O registo cinematográfico utilizado por Gus van Sant é escorreito e claro como água. No final sai-se do cinema com a sensação de que há esperança nas virtudes do sistema democrático e que, contra ventos e marés, é possível triunfar sobre as forças obscuras dos fundamentalismos mais empedernidos. Sai-se também com a sensação de que é possível fazer cinema sem grandes efeitos especiais nem explosões nem planos de centésimos de segundo montados uns a seguir aos outros numa sucessão alucinante.
Um bom filme, com um elenco excelente.

Na noite em que assisti à projecção de Milk a lotação da sala estava esgotada. Apesar de ser uma sala pequenina (uma das salas Vip das Amoreiras) é de assinalar este facto.

domingo, fevereiro 01, 2009

No veleiro do 3º andar


Lá fora o temporal desespera. Ele chove, ele faz vento, bate, açoita, geme e grita. Parece capaz de continuar naquilo a noite toda. A vizinha do andar de baixo vem até à minha porta. Não usa a campaínha, bate com os nós dos dedos, a imitar a borrasca, mas com menos vigor, menos ímpeto, outras motivações a fazem assim bater, devagarinho. Que há uma toalha no estendal a esbarrar-lhe na janela da cozinha. Coisa essa que a incomoda. Compreendo. Que a toalha poderá voar para dentro da tempestade e perder-se lá para o meio daquele inferno de ruas encharcadas, levada por um dos pequenos rios que agora correm ladeira abaixo, como diabretes a brilhar sobre o asfalto.. Que está bem, que me desculpe. Vou já resolver isso, boa noite. Olhe que se vai molhar todo, que se há-de fazer (que raio queria ela que eu fizesse?)? Muito obrigada. A vizinha regressa ao seu buraco por baixo da minha toca. Somos muitos, demasiados, apinhados como formigas, como baratas, enfim, apinhados como insectos. As janelonas da marquise estremecem, abanadas pela ventania e picotadas pelas gotas de chuva que o céu atira cá pra baixo como se fossem setas. Que hei-de fazer (que raio queria a vizinha que eu fizesse?)?

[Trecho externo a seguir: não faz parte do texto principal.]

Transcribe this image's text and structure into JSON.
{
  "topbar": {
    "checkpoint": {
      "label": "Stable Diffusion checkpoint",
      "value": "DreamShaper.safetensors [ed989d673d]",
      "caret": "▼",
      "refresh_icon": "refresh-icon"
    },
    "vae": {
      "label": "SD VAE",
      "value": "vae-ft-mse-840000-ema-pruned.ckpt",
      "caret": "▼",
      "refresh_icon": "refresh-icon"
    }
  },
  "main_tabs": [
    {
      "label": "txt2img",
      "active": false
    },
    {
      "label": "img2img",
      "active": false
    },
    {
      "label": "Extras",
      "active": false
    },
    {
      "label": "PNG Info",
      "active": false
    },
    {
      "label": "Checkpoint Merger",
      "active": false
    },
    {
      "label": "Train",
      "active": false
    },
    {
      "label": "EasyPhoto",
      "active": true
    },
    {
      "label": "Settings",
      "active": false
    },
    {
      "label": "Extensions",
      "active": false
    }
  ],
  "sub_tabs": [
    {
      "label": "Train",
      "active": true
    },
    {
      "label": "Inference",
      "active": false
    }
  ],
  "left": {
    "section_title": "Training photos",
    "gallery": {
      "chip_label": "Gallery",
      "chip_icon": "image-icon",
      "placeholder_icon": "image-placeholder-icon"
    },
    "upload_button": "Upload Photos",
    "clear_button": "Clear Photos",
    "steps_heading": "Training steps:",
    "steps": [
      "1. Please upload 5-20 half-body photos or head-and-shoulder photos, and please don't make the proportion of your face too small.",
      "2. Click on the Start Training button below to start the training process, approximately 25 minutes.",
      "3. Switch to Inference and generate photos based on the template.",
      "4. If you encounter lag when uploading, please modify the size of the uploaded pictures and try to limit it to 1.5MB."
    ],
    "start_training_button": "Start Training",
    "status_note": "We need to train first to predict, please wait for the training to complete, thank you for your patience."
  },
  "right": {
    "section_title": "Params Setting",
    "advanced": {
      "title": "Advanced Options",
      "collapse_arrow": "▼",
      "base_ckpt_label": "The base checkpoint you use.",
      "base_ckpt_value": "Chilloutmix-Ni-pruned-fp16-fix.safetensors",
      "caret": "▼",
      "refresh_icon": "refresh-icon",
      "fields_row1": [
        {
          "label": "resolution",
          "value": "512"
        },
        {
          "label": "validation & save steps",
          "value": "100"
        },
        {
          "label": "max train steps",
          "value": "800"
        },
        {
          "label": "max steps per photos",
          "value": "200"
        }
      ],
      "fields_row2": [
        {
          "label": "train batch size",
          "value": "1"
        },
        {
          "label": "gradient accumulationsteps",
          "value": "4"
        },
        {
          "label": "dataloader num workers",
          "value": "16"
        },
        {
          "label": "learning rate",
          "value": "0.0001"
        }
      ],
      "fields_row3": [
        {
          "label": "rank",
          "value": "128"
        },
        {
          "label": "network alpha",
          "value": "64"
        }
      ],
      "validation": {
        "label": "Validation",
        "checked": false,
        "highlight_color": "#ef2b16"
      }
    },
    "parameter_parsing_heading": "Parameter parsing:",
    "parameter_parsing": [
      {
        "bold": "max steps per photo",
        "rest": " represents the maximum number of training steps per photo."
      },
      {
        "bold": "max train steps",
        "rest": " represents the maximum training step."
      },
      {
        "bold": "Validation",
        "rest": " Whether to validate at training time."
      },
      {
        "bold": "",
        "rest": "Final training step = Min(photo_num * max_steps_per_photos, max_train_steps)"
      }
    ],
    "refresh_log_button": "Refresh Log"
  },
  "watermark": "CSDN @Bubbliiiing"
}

Abro a janela. Sou um marinheiro em luta com as velas açoitadas pela tempestade, encarrapitado no mastro grande, a tentar por na ordem panos que esvoaçam encharcados, irritados e enlouquecidos pelo vento. A chuva é fria como o caraças e as peças no estendal estão enroladas. São difíceis de controlar. A luta é intensa. Sinto-me a cavalgar as ondas. Mas estou apenas no 3º andar, a levar com a chuva nas trombas, com o cabelo encharcado e as mangas do casaco molhadas. Não me parece que a toalha citada estivesse sequer perto de bater na janela da senhora mas ela é assim mesmo. Simpática. E preocupa-se comigo (que me ia molhar, pois.) e já não é a 1ª vez que se queixa das toalhas. É para aí a centésima vez. E por muito que me queira imaginar num veleiro em pleno mar alto, por muito que queira brincar um pouco como se tivesse outra vez 10 anos de idade, a verdade é que não consigo. Esta não é brincadeira que me apetecesse brincar. Já não sou capaz de entrar nestes filmes a fingir que a realidade, quando é uma merda, não é a merda que parece.

Quando termino o meu acto heróico estou a dizer mal da vida, sinto a cabeça gelada (espero não ficar doente) e estou perfeitamente ciente dos anos a que por cá ando. Decido descalçar as botas e enfiar os pés numas pantufas. Ao menos isso.